GSN dependent differentiation. (A) Representative pictures of cultivated human corneal fibroblasts without stimulation (=control) and after stimulation with rhuTGF-β (3 ng/ml), rhu-pGSN (300 µg/ml) or rhuTGF-β+rhu-pGSN (3 ng/ml + 300 µg/ml) in combination. (B) Immunofluorescence of SMA in non-stimulated (=control) and stimulated (either 3 ng/ml rhuTGF-β or 300 µg/ml rhu-pGSN or both in combination) human primary corneal fibroblasts. Unstimulated fibroblasts (=control) only reveal weak SMA reactivity. (C) Western blot analysis of unstimulated (=control) and stimulated corneal fibroblasts after stimulation with rhuTGF-β (3 ng/ml), rhu-pGSN (300 µg/ml), or rhuTGF-β + rhu-pGSN (3 ng/ml + 300 µg/ml) using anti-SMA antibody.
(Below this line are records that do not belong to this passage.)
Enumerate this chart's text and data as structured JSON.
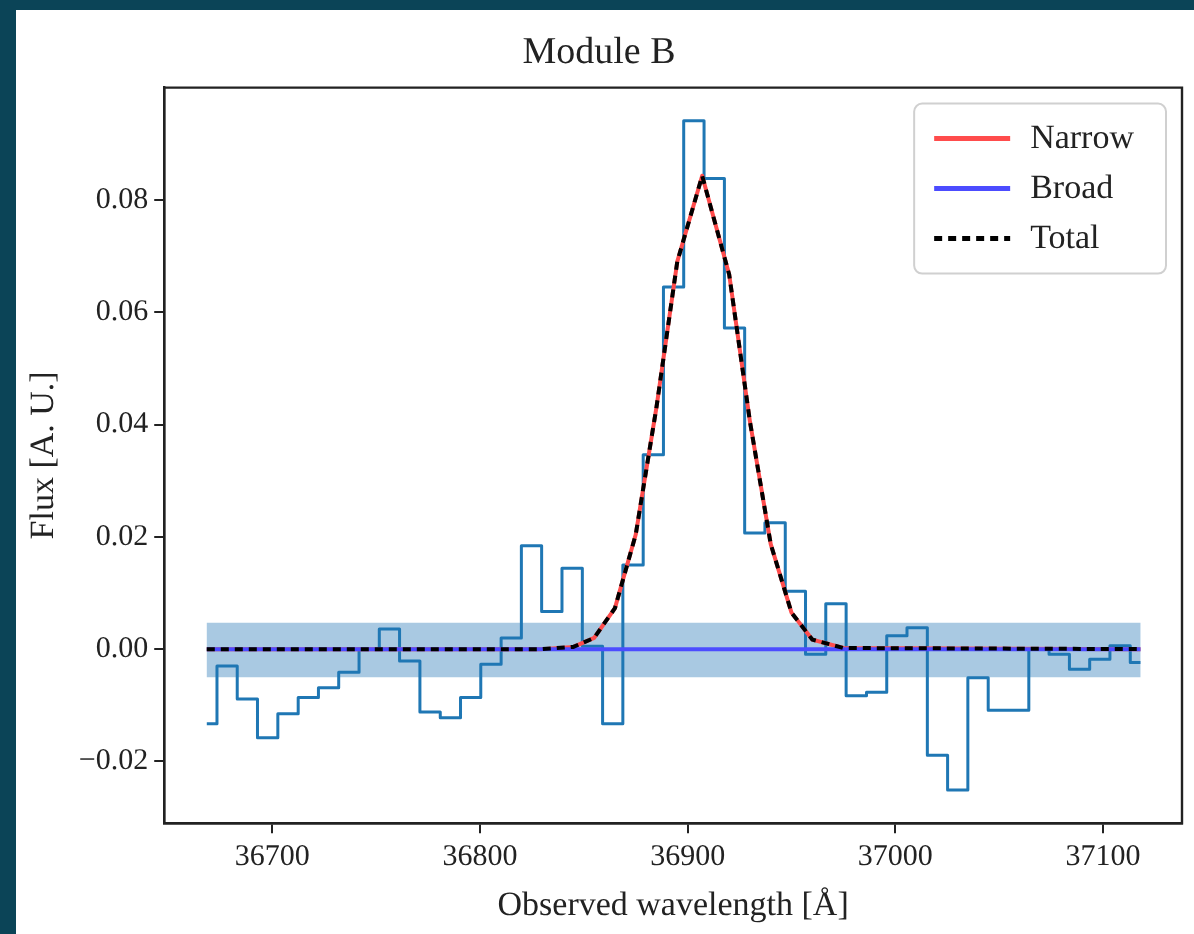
{
  "chart_data": {
    "type": "line",
    "title": "Module B",
    "xlabel": "Observed wavelength [Å]",
    "ylabel": "Flux [A. U.]",
    "xlim": [
      36648,
      37138
    ],
    "xticks": [
      36700,
      36800,
      36900,
      37000,
      37100
    ],
    "ylim": [
      -0.031,
      0.1
    ],
    "yticks": [
      {
        "value": -0.02,
        "label": "−0.02"
      },
      {
        "value": 0,
        "label": "0.00"
      },
      {
        "value": 0.02,
        "label": "0.02"
      },
      {
        "value": 0.04,
        "label": "0.04"
      },
      {
        "value": 0.06,
        "label": "0.06"
      },
      {
        "value": 0.08,
        "label": "0.08"
      }
    ],
    "bands": [
      {
        "axis": "y",
        "from": -0.005,
        "to": 0.0047,
        "color": "#a9c9e2"
      }
    ],
    "grid": false,
    "legend": "top right",
    "series": [
      {
        "type": "step",
        "color": "#1f77b4",
        "x": [
          36668.5,
          36678.3,
          36688.0,
          36697.8,
          36707.6,
          36717.4,
          36727.1,
          36736.9,
          36746.7,
          36756.4,
          36766.2,
          36776.0,
          36785.8,
          36795.5,
          36805.3,
          36815.1,
          36824.8,
          36834.6,
          36844.4,
          36854.2,
          36863.9,
          36873.7,
          36883.5,
          36893.2,
          36903.0,
          36912.8,
          36922.6,
          36932.3,
          36942.1,
          36951.9,
          36961.6,
          36971.4,
          36981.2,
          36991.0,
          37000.7,
          37010.5,
          37020.3,
          37030.0,
          37039.8,
          37049.6,
          37059.4,
          37069.1,
          37078.9,
          37088.7,
          37098.4,
          37108.2,
          37118.0
        ],
        "values": [
          -0.0133,
          -0.003,
          -0.0089,
          -0.0158,
          -0.0115,
          -0.0086,
          -0.0069,
          -0.0041,
          0.0,
          0.0036,
          -0.0021,
          -0.0112,
          -0.0122,
          -0.0086,
          -0.0027,
          0.002,
          0.0184,
          0.0067,
          0.0144,
          0.0005,
          -0.0133,
          0.015,
          0.0346,
          0.0645,
          0.0941,
          0.0838,
          0.0572,
          0.0207,
          0.0225,
          0.0103,
          -0.0009,
          0.0081,
          -0.0083,
          -0.0077,
          0.0024,
          0.0038,
          -0.0189,
          -0.0251,
          -0.0051,
          -0.0109,
          -0.0109,
          0.0,
          -0.0009,
          -0.0036,
          -0.0018,
          0.0006,
          -0.0024
        ]
      },
      {
        "name": "Narrow",
        "color": "#ff4c4c",
        "line_style": "solid",
        "x": [
          36668.5,
          36830,
          36845,
          36855,
          36865,
          36875,
          36885,
          36895,
          36907,
          36920,
          36930,
          36940,
          36950,
          36960,
          36975,
          37118
        ],
        "values": [
          0,
          0,
          0.0004,
          0.002,
          0.0073,
          0.0204,
          0.0431,
          0.069,
          0.0843,
          0.0667,
          0.0405,
          0.0187,
          0.0065,
          0.0017,
          0.0002,
          0
        ]
      },
      {
        "name": "Broad",
        "color": "#4c4cff",
        "line_style": "solid",
        "x": [
          36668.5,
          37118
        ],
        "values": [
          0,
          0
        ]
      },
      {
        "name": "Total",
        "color": "#000000",
        "line_style": "dashed",
        "x": [
          36668.5,
          36830,
          36845,
          36855,
          36865,
          36875,
          36885,
          36895,
          36907,
          36920,
          36930,
          36940,
          36950,
          36960,
          36975,
          37118
        ],
        "values": [
          0,
          0,
          0.0004,
          0.002,
          0.0073,
          0.0204,
          0.0431,
          0.069,
          0.0843,
          0.0667,
          0.0405,
          0.0187,
          0.0065,
          0.0017,
          0.0002,
          0
        ]
      }
    ]
  }
}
All samples show a clear band at approx. 40 kDa. GAPDH served as loading control. (D) Semi-quantification of relative SMA synthesis from Fig. 4C. Columns are normalized to not stimulated fibroblasts (=control). (E) Results of realtime-PCR analysis of SMA-mRNA expression after gene knockdown with siRNA for GSN. The columns are normalized to measured value of group without GSN-siRNA and treated with 3 ng/ml rhuTGF-β. (F) Results of semi-quantification of relative SMA synthesis in Western blot analysis (data not shown) after GSN-siRNA gene knockdown. Column is normalized to measured values of human primary fibroblasts treated only with rhuTGF-β. Statistical significance: ns = not significant. Statistical significance: **p < 0.01,***p < 0.005, ****p < 0.0001.